June 20, 2013
WASHINGTON (RNS) People who hoped the Arab Spring would lead to greater religious freedom across the Middle East have been sorely disappointed, and a new Pew study confirms that the region has grown even more repressive for various religious groups.
“In 2011, when most of the political uprisings known as the Arab Spring occurred, the Middle East and North Africa experienced pronounced increases in social hostilities involving religion, while government restrictions on religion remained exceptionally high,” according to the report by the Pew Research Center.
The study shows the number of countries in the Middle East or North Africa with sectarian or communal violence between religious groups doubled from five to 10 during 2011, a year that coincided with most of the political uprisings of Arab Spring.
Among those groups most adversely affected were Egypt’s Coptic Christians, whose churches have been bombed and burned both before and after the February 2011 fall of former Egyptian President Hosni Mubarak.

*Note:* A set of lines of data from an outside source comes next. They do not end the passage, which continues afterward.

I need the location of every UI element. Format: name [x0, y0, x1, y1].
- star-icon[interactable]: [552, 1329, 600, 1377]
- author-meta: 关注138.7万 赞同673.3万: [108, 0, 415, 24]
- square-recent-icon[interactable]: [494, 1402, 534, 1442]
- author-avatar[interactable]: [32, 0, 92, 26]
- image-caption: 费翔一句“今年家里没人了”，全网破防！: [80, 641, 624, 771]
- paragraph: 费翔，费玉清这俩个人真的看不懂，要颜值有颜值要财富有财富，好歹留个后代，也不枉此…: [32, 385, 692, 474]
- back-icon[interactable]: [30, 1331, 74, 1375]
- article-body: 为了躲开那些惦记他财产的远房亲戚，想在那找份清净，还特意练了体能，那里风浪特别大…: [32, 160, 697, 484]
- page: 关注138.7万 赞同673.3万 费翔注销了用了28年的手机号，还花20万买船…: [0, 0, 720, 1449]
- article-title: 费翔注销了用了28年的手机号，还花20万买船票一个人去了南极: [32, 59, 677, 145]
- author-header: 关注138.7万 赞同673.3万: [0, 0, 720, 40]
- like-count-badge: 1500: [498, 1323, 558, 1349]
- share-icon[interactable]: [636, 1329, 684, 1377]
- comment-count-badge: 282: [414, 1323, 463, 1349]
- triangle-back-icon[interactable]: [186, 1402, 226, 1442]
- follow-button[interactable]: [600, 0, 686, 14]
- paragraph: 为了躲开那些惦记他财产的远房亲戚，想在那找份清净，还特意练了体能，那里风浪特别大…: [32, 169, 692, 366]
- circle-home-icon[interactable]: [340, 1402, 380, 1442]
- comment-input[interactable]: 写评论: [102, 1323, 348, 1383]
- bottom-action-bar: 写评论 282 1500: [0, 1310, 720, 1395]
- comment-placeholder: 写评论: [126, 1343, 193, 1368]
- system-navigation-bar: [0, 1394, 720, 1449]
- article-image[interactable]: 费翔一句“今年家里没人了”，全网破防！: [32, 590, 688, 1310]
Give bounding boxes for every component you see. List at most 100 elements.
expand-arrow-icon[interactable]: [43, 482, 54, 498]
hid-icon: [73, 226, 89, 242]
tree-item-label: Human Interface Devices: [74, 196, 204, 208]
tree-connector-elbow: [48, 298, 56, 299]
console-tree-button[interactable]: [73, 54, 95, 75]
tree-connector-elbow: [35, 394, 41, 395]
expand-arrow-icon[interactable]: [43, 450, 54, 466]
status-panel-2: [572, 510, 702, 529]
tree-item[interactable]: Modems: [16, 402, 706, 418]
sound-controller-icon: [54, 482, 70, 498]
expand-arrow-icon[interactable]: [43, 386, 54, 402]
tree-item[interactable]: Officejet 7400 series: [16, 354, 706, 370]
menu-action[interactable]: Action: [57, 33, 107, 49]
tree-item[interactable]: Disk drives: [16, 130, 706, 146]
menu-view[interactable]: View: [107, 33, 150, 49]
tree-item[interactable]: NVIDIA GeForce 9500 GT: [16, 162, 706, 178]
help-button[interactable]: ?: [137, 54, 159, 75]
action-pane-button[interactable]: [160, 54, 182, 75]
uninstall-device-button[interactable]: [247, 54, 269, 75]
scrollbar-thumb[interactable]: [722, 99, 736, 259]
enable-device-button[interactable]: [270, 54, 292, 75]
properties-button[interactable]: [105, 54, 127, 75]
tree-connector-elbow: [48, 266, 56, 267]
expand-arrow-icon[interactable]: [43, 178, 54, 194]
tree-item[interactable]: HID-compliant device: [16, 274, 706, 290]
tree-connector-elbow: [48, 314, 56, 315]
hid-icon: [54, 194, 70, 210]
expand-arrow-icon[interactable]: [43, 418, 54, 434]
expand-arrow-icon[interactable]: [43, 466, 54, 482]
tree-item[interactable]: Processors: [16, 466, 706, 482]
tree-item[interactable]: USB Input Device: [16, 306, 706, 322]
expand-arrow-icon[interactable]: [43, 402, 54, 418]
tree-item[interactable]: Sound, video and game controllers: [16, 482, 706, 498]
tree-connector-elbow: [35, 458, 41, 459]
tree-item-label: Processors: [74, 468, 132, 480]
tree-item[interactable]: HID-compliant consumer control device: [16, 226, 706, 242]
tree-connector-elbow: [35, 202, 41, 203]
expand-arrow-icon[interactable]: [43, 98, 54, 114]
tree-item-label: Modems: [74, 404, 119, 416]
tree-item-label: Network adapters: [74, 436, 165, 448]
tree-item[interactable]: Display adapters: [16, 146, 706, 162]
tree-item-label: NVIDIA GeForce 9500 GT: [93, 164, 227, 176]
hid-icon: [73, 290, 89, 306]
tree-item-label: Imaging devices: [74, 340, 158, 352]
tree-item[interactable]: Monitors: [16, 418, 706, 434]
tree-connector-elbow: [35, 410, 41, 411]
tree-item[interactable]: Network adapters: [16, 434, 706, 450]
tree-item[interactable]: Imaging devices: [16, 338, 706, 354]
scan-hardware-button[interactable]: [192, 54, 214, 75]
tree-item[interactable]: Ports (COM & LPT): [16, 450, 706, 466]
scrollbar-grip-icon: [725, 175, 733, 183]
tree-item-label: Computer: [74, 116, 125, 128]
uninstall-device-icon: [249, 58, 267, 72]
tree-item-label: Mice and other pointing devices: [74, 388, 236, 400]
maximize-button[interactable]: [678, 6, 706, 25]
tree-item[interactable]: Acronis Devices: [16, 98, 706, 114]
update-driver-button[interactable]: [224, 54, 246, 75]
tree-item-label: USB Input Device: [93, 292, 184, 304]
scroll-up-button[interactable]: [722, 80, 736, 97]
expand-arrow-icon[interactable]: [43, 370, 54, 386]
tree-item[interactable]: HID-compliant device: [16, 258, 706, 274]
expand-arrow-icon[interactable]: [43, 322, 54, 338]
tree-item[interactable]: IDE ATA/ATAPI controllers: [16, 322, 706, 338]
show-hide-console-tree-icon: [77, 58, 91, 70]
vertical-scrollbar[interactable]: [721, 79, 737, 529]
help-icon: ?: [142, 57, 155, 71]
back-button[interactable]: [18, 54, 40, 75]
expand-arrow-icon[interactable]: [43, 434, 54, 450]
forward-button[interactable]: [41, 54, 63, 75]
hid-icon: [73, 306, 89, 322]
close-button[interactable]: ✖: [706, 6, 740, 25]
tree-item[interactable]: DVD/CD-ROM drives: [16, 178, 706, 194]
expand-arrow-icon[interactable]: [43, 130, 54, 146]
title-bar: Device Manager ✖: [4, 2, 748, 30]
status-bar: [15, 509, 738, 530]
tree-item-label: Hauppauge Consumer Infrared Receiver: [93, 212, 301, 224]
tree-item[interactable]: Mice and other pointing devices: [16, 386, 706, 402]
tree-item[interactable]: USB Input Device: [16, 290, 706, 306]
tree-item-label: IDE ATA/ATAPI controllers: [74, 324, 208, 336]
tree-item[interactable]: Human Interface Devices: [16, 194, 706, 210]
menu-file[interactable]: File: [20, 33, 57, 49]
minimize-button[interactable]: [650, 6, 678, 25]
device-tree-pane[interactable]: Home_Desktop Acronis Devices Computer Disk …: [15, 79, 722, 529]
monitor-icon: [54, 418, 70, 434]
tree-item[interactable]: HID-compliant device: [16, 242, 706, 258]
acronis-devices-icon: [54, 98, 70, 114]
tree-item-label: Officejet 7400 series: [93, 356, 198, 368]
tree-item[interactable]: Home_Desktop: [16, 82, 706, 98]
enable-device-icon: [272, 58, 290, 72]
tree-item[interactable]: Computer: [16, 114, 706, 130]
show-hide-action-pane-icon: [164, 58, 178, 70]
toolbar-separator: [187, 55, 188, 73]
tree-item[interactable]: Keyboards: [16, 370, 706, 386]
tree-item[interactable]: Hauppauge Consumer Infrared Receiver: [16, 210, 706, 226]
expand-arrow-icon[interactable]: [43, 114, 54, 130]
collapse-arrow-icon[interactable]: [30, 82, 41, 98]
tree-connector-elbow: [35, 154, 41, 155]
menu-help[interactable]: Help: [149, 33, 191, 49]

Globally, the Pew survey of 198 countries found that the share of countries with high or very high restrictions on religion rose from 37 percent in mid-2010 to 40 percent by the end of 2011.
And because some of the most restrictive countries are very populous, more than 5.1 billion people (74 percent of the world’s population) were living in 2011 in countries “with high government restrictions on religion or high social hostilities involving religion, the brunt of which often falls on religious minorities,” the study’s authors report.
The report also tracked the proportion of the world’s nations where religious groups suffered persecution:
- Christians were harassed in the largest share of nations – 105, but down from 111 in the previous year.
- Muslims were persecuted in 101 countries in 2011, up from 90 countries the year before.
- Jews were harassed in 69 countries, about the same as the year before (68 countries).